Moreover, Plaintiff not only argued his point to the Court, he also cited evidence to support his position that Officer Stuckert did not commit the acts alleged in the complaint. One of Plaintiff's admissions stated: "clearly based on the Arrest Report * * * it is Chicago Police Officer Bubacz who is the Chicago Police Officer liable for plaintiff's injuries and damages." Plaintiff attached the arrest report to his second motion to amend the complaint to support his assertions that Officer Bubacz is the proper defendant. Plaintiff clearly reviewed the evidence and relied on it in making these statements. Plaintiff also claims that his admissions "are contradicted by Plaintiff's deposition testimony." However, Plaintiff does not cite any allegedly contradictory deposition testimony to support this argument. Furthermore, Plaintiff's deposition took place on August 10, 2010, and Plaintiff's second motion for leave to file amended complaint was not filed until almost four months later, on December 3, 2010. Plaintiff was well aware of his deposition testimony when he stated that Officer Babacz, "rather than Defendant Officer Stuckert," committed the acts alleged in the complaint.

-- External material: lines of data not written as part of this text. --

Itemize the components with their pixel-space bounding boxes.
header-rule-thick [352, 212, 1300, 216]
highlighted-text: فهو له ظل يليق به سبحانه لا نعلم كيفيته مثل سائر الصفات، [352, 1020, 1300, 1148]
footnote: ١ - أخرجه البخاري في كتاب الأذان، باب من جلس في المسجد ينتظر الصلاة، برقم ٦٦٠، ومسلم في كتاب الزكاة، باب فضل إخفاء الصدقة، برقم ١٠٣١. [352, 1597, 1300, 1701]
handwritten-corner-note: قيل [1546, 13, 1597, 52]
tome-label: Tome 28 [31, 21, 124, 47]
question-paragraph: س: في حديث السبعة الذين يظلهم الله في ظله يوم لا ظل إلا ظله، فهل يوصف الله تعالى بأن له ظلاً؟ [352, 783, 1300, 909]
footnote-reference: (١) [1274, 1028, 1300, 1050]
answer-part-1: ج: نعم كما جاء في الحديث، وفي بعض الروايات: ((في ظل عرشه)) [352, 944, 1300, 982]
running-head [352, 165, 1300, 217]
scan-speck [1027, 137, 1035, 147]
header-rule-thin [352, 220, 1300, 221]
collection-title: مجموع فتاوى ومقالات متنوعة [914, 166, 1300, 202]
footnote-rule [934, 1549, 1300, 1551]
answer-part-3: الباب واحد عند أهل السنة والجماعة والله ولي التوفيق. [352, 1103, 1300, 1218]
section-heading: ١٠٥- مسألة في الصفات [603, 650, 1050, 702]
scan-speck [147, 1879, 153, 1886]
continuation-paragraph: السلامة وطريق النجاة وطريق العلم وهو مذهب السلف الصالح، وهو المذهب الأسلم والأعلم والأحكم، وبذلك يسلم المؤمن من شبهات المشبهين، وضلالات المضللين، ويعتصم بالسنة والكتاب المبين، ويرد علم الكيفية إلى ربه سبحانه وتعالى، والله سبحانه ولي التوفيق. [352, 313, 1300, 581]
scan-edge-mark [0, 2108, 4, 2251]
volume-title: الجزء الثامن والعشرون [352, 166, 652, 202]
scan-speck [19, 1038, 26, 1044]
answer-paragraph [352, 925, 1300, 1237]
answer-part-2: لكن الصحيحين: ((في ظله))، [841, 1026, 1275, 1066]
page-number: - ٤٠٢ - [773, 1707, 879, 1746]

In sum, the Court finds that Plaintiff's admissions are judicial admissions. See One Heckler-Koch Rifle, 629 F.2d at 1253 (holding that a representation in a brief, although "neither in a pleading nor an affidavit," nonetheless "may be treated as a [judicial] admission"); McCaskill., 298 F.3d at 680 (holding that "the verbal admission by [defendant's] counsel at oral argument is a binding judicial admission, the same as any other formal concession made during the course of proceedings."); Lefkas, 153 B.R. 804; Mopex, 2003 WL 880996 (N.D. Ill. 2003); Chow 185 F.Supp.2d at 916. They were deliberate, clear, and unequivocal. In fact, it is difficult to imagine an admission that a defendant did not commit the acts alleged in the complaint being more deliberate, clear, and unequivocal than those contained in Plaintiff's motion and reply brief. Obviously Plaintiff's strategy in targeting Bubacz "rather than Defendant Officer Stuckert" went awry, but Plaintiff's statement was certainly not an inadvertent one. It was made (repeatedly) for the strategic purpose of trying to persuade the Court to rule in Plaintiff's favor on a critical issue in this case. Summary judgment is appropriate on all claims asserted against Officer Stuckert.*fn3

B.Plaintiff's Monell Claim

Plaintiff's complaint asserts that the alleged false arrest and unlawful search were undertaken pursuant to the policy and practice of the Chicago Police Department. Plaintiff, in his response to the motion for summary judgment, did not address Defendants' argument that the City is entitled to summary judgment on Plaintiff's Monell claim. Plaintiff further admitted in his response to Defendants' statement of facts that the parties have not engaged in Monell discovery. All discovery closed in this matter on November 8, 2010, and neither party sought leave to conduct additional Monell discovery. As the time for doing so has long passed, the Court assumes that Plaintiff has waived his Monell claim, but even if this is not his position, Defendant City would be entitled to summary judgment on the claim because there is no evidence to support it.

III. Conclusion

For these reasons, the Court grants Defendants' motion for summary judgment [62].

Judgment is to be entered in favor of Defendants and against Plaintiff on all claims.